The Kingdom Exodus –al igual que Twin Peaks– renace de manera imposible y funambulesca, aunque podría usarse para ambos casos la expresión funambulistamente a propósito de la acrobacia que cada uno de estos artefactos ha tenido que realizar para renacer después de varias décadas de ausencia. Lynch opta por distanciarse completamente de las expectativas de los fans de la serie, no así de las expectativas en sus propias estrategias como autor. Trier no escapa del hospital, regresamos a ese espacio conocido pero 25 años más tarde. Varios personajes han desaparecido, algunos han muerto en su doble existencia de actor y personaje, todos han envejecido, al igual que Trier y nosotros mismos. Los aparatos han dejado de ser muebles para devenir en espejos, el hospital parece sufrir un deterioro permanente, cruje, se queja, se raja, gotea, es un cuerpo deteriorado que implora morir, encarnado en un Udo Kier –hijo demónico del hospital, cuerpo abyecto de la segunda temporada, que ha devenido en una suerte de alma del edificio–. Exodus es un malabarismo, una suerte de juego de espejos, los personajes de la serie reconocen la existencia de esta serie, se exhibió, la vieron, y asumen su abrupto final. The Kingdom posee una existencia externa, es la memoria colectiva de los personajes, y a su vez Exodus es su continuidad imposible, el relato ficcional es parte del “real”. Tenemos una guía, una sonámbula extraída de un filme de Murnau, que decepcionada y atraída mesméricamente por la serie ingresa al hospital para cerrar el proceso de buena manera. De alguna paradojal manera, los finales decepcionantes o abruptos de las series son más recordados que aquellos acordes a las normas de la narratividad tradicional.

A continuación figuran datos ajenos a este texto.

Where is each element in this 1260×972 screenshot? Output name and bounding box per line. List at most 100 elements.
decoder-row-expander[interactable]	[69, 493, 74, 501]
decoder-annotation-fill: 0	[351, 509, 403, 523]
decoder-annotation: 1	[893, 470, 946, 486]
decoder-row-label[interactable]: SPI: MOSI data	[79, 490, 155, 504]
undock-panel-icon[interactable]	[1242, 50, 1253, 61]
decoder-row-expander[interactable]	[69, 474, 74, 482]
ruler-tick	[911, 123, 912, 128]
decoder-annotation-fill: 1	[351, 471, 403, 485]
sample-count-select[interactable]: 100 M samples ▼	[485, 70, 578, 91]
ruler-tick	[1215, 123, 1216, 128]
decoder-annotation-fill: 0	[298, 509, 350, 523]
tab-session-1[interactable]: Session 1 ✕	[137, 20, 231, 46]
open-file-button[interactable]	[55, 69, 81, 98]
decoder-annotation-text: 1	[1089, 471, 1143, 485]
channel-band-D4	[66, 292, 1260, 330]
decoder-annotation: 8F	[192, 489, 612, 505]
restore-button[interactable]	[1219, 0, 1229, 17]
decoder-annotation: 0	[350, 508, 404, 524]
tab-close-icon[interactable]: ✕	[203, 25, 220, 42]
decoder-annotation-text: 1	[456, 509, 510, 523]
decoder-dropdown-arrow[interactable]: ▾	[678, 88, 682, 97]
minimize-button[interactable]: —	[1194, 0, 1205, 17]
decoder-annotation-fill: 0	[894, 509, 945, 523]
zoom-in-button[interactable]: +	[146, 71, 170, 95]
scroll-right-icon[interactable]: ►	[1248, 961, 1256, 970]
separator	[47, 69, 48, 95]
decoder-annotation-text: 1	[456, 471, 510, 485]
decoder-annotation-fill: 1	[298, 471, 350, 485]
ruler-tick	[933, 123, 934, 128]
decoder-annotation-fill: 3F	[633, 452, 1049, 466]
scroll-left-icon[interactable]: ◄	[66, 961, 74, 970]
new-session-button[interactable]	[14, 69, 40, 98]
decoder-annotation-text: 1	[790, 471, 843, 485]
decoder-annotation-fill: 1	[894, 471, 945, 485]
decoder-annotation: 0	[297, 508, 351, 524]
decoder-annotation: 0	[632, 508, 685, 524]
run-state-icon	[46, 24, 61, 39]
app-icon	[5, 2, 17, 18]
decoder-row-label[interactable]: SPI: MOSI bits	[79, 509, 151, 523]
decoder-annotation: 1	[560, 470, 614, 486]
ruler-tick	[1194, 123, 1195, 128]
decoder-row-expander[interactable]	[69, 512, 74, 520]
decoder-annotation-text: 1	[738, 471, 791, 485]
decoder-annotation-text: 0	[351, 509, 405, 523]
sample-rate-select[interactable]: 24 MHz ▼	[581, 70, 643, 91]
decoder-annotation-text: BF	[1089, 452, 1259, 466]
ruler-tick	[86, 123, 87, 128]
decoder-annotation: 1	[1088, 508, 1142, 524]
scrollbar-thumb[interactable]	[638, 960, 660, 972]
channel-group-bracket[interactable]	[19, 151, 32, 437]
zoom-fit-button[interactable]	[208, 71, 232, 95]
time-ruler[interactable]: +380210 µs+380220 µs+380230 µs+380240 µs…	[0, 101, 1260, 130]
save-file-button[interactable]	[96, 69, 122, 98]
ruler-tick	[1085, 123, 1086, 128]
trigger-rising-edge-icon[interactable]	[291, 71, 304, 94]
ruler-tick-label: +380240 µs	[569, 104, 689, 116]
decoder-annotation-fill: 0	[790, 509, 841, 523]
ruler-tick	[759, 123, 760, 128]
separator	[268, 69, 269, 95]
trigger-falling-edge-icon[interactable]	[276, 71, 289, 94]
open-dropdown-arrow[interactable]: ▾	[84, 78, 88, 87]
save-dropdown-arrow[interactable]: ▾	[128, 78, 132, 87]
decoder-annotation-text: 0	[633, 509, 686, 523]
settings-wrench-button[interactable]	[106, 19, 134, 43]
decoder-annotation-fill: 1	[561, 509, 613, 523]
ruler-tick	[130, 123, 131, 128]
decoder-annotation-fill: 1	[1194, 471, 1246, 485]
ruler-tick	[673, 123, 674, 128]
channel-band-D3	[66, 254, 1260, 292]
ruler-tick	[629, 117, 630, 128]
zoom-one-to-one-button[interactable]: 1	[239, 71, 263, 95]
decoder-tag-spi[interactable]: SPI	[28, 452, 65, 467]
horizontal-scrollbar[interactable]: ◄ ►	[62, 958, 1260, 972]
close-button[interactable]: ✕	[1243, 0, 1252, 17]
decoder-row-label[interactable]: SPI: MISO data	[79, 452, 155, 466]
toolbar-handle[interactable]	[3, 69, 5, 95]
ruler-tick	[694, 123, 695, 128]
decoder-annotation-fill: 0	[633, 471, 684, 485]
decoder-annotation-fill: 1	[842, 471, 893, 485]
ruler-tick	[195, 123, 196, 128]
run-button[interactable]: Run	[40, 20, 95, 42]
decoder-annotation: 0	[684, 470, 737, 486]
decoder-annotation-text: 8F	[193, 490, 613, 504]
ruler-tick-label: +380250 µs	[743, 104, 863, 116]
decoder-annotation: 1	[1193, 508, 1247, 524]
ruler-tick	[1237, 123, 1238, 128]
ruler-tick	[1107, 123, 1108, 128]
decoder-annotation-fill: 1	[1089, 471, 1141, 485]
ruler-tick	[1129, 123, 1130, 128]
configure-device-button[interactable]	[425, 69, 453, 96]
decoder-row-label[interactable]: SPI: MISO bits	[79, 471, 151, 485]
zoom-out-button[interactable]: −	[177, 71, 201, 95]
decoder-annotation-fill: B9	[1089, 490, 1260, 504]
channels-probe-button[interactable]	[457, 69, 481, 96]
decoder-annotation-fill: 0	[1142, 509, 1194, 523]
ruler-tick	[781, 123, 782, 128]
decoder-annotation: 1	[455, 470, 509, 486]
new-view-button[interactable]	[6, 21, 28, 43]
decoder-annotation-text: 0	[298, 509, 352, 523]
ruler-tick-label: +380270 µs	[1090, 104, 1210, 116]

The Kingdom ha regresado. Los siempre furiosos con Lars von Trier ahora lo estarán aún más, el resto podrá internarse en las deterioradas entrañas del hospital, seguir cámara en mano, como si se tratase de un documental de los hermanos Maysles, el desplazamiento errático de doctores, pacientes, espectros e incluso un demonio encarnado por William Defoe que deambula vacilante y perplejo por esta serie espejo.